Centered on the “energy vampire” archetype — the exasperating windbag we’ve all
encountered at some point — its lyrics are at once intellectually biting and unmistakably
hilarious. His tender voice rings out like the ghost of Roy Orbison or a misfit Everly brother.
“Words don’t come easily to me / I notice you don’t have that problem / It sounds to me you
cannot stop them,” Johnson sings over acoustic guitar strumming, and gentle bass and drums,
like the narrator in a dark comedy whose coming-of-age misadventures have made for an
excellent film.
Johnson spent years tending bar at Al’s Tavern in Seattle’s Wallingford neighborhood. There,
he encountered folks of all stripes; and regulars enthusiastically murmured about his budding
musical greatness — There’s the best songwriter in town! Johnson was a kind of local lore, a
long-held family secret, before the singer finally broke out in 2023 with his debut album, Nothing
For Me Please, at age 50.
“‘Death of the Party’ is a great example of that,” he says of the sociological experience of
bartending. “Being in that environment, lyrics did solidify. If I was working on a song, it wasn’t
unusual for some new aspect of it, or a line that was too vague, to suddenly come into focus.”

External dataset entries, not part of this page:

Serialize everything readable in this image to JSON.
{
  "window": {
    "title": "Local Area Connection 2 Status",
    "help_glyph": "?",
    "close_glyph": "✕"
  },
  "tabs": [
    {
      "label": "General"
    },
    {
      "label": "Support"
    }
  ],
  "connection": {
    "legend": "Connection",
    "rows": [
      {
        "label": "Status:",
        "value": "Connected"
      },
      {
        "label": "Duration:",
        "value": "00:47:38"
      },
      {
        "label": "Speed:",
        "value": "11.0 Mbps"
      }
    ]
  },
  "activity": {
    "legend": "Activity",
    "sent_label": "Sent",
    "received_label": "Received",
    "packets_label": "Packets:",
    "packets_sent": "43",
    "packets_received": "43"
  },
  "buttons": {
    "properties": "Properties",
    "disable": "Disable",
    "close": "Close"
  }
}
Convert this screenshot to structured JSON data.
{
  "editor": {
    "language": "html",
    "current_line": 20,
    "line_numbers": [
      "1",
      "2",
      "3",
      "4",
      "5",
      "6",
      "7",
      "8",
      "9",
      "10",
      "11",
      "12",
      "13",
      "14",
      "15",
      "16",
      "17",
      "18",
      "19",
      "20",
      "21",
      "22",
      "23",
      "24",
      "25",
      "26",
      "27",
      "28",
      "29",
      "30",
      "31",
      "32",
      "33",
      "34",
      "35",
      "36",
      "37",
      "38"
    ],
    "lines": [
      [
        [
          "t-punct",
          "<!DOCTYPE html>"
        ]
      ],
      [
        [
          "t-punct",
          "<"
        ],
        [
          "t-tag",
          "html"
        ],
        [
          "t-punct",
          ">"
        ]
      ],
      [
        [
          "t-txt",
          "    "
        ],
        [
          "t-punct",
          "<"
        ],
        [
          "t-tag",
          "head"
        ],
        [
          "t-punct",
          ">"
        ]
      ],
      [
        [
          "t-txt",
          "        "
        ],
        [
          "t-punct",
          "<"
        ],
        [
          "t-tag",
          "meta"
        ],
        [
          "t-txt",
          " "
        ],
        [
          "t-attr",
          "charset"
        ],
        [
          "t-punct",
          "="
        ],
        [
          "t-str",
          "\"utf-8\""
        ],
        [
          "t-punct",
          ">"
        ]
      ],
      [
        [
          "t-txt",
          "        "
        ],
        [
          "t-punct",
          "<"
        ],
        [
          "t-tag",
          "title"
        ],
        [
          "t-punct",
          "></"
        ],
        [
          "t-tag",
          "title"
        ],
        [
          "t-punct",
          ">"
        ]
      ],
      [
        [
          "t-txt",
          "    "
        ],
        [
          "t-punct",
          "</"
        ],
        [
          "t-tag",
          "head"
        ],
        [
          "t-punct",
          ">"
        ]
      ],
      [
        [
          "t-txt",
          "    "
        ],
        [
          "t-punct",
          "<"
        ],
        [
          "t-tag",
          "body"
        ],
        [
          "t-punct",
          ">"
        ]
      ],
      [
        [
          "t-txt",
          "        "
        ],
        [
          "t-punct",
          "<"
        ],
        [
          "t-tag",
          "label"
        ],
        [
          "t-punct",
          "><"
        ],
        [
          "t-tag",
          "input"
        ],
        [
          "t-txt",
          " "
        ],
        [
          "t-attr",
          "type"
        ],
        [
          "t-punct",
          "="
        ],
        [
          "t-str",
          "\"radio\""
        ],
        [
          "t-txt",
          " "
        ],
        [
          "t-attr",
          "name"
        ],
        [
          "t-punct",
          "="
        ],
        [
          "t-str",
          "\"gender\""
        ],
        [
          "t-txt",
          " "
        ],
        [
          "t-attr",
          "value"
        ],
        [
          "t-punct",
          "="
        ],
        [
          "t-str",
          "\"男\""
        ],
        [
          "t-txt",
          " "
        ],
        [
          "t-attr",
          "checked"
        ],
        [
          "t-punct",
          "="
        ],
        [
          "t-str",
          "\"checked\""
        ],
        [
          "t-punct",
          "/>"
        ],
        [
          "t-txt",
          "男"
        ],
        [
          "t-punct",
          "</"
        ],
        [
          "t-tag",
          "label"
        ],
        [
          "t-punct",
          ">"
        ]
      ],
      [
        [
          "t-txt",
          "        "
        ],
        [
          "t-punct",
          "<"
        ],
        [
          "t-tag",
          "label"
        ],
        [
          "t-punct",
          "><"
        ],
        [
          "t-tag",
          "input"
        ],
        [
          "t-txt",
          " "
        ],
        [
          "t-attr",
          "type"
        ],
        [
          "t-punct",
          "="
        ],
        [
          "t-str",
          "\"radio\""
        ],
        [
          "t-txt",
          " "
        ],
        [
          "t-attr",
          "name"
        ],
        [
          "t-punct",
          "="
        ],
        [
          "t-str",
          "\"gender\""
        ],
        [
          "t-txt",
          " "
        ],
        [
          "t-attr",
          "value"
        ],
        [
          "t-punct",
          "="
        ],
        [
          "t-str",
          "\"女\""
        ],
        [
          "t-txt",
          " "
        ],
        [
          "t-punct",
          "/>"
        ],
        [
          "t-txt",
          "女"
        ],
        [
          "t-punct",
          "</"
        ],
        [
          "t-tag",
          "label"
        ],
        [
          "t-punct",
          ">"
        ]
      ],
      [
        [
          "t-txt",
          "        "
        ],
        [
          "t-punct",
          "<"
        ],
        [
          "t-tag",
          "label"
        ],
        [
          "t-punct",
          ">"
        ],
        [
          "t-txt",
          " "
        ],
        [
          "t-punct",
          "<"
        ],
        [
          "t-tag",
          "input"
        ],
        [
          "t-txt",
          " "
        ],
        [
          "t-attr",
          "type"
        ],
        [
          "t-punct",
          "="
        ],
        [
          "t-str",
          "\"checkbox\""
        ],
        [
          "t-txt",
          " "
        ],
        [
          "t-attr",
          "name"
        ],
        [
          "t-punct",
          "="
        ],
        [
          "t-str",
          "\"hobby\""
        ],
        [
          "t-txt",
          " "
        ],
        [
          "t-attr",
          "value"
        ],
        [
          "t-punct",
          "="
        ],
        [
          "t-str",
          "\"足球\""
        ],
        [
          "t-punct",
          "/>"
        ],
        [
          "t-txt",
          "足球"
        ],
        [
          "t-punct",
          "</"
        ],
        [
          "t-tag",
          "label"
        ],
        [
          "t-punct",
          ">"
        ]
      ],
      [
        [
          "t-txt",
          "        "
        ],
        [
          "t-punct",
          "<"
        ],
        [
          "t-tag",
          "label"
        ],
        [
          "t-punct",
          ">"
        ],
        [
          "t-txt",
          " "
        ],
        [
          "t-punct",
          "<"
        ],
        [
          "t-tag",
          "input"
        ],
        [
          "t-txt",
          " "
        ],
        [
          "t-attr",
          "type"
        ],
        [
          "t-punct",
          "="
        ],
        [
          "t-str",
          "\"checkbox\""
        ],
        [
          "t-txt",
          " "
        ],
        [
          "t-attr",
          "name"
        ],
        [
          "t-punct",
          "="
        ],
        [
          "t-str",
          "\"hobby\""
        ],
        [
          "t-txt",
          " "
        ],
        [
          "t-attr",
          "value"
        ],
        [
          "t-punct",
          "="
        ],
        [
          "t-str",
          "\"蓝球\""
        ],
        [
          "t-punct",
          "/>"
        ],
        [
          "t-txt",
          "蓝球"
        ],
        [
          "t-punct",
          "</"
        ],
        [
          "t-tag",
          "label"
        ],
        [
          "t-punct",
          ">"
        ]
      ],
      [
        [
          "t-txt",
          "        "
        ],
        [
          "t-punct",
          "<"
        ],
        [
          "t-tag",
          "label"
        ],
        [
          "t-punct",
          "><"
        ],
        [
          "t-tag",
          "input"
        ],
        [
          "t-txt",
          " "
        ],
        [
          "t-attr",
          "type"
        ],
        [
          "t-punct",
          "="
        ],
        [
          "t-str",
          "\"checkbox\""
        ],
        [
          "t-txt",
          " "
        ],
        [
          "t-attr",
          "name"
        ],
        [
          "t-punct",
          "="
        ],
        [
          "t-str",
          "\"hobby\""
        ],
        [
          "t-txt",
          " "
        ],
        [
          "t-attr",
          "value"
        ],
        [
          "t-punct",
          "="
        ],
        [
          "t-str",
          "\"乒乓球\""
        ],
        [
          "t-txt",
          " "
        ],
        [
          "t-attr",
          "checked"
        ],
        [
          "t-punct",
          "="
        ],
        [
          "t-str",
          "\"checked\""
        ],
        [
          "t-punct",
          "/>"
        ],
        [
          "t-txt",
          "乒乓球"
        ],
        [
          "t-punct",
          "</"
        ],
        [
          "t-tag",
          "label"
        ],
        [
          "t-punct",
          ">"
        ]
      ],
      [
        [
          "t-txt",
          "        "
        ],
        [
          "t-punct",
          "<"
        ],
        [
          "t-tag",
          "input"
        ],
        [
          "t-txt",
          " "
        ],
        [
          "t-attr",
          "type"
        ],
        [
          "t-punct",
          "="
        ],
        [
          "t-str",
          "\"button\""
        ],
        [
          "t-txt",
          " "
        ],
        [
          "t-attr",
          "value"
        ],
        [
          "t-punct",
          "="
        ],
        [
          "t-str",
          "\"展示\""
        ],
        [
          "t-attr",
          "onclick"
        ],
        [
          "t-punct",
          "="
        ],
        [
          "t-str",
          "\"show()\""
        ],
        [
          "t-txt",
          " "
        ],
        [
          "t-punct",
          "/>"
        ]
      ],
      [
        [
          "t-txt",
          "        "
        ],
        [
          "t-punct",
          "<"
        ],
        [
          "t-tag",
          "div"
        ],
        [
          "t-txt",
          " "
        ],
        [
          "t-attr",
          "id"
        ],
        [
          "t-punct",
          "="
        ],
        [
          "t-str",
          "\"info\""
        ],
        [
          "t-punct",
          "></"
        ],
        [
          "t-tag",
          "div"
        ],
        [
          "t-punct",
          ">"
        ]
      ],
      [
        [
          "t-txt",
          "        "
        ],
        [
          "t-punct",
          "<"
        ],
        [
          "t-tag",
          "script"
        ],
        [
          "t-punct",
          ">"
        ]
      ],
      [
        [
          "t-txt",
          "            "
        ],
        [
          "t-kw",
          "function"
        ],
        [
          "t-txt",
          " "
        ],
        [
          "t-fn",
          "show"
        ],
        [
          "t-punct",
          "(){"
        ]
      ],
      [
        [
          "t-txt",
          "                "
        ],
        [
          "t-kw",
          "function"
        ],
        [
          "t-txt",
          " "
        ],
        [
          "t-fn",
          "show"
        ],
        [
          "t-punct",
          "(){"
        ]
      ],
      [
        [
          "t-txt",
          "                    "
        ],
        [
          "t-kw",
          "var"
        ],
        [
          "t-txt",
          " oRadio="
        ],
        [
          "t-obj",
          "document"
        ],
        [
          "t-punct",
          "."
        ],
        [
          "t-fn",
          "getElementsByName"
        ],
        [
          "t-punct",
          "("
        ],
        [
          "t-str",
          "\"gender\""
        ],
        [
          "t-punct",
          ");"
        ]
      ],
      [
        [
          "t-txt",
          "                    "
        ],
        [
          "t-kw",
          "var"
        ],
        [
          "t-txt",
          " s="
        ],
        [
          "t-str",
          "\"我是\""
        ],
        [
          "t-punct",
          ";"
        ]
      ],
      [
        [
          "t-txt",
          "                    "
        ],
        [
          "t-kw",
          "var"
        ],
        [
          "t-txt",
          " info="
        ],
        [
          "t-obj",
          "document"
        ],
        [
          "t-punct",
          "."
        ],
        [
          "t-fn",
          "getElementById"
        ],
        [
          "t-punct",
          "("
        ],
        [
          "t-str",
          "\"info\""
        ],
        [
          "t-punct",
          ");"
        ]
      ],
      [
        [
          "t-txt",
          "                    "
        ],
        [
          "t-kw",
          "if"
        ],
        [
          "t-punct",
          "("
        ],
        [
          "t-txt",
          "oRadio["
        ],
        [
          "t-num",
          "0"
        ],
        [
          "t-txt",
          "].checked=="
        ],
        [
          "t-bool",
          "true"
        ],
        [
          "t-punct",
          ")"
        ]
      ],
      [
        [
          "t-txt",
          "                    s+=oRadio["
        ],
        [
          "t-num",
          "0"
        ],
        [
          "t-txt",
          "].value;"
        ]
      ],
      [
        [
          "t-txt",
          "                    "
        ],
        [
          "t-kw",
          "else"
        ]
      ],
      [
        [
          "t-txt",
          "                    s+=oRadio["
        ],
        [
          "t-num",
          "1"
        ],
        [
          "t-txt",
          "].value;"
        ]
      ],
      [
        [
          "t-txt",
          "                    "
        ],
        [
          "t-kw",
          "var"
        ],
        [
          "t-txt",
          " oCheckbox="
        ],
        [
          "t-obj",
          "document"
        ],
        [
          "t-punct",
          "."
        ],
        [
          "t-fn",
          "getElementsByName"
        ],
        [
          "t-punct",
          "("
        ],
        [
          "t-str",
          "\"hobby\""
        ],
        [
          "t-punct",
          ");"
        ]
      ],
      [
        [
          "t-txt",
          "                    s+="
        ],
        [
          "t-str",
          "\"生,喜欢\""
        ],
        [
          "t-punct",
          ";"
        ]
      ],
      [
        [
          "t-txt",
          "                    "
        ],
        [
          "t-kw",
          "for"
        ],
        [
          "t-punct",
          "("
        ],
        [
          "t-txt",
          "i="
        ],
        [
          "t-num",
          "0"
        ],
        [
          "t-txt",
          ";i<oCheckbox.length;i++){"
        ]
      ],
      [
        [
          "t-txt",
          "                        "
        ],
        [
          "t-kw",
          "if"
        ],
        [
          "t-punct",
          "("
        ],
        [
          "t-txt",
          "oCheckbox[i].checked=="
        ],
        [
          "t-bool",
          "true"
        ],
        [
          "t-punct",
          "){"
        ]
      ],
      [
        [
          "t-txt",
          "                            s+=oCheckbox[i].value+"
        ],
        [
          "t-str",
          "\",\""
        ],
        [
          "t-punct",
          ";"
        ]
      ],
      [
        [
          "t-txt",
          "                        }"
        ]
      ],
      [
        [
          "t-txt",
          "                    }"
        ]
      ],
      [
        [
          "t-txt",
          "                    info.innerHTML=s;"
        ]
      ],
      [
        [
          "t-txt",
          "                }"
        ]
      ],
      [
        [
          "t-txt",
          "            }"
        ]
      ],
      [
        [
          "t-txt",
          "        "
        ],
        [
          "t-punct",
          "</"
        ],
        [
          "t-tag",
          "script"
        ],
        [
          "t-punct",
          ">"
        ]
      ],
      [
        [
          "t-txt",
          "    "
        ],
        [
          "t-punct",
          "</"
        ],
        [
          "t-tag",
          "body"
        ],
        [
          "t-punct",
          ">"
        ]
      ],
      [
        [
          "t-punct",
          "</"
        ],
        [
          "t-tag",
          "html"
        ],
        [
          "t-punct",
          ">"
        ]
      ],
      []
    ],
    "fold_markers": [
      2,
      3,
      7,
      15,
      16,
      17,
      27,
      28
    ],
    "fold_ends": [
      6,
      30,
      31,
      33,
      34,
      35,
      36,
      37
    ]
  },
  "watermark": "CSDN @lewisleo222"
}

I Hope We Can Still Be Friends is essentially an anthology that bridges Johnson’s earliest days
as a songwriter with his present-day outlook and abilities. There are songs that have been in his
setlists for years, and others that will be new to fans. Each of its 11 tracks contains jocular social
commentary or lovingly rendered affairs of the heart. The album’s songs about love and
relationships offer another way to interpret its title: as a parting thought to an ex.
Like all of Johnson’s cable-knit writing, the title is a clever banner for the album’s dual nature,
the thing that binds its tragedy and comedy masks. Johnson explains that he didn’t set out to
make a concept album. It’s a coincidence that about half of the album’s songs are a bit
sardonic, and the other half are more lighthearted. The singer playfully refers to the former as
his “mean” songs, which is why the album’s back cover is adorned with a warning that says
“Beware of Dean.”
Like John Prine or Kris Kristofferson’s country-adjacent sound, devastating humor and
economical profundity refracted through a barroom’s haze, the album is filled with easygoing
twang, sad characters, universal truths and the absurdity of everyday life. “Carol” recounts the
numb consumption and dissipating cultural attention that is besieging America. There’s a search
for optimism amid meditations on dying in a plane crash in “Before You Hit the Ground.”
Romance that is best forgotten steers “So Much Better” — only Johnson could weave
electroconvulsive therapy into a gentle, chuckle-inducing missive on unbearable heartbreak.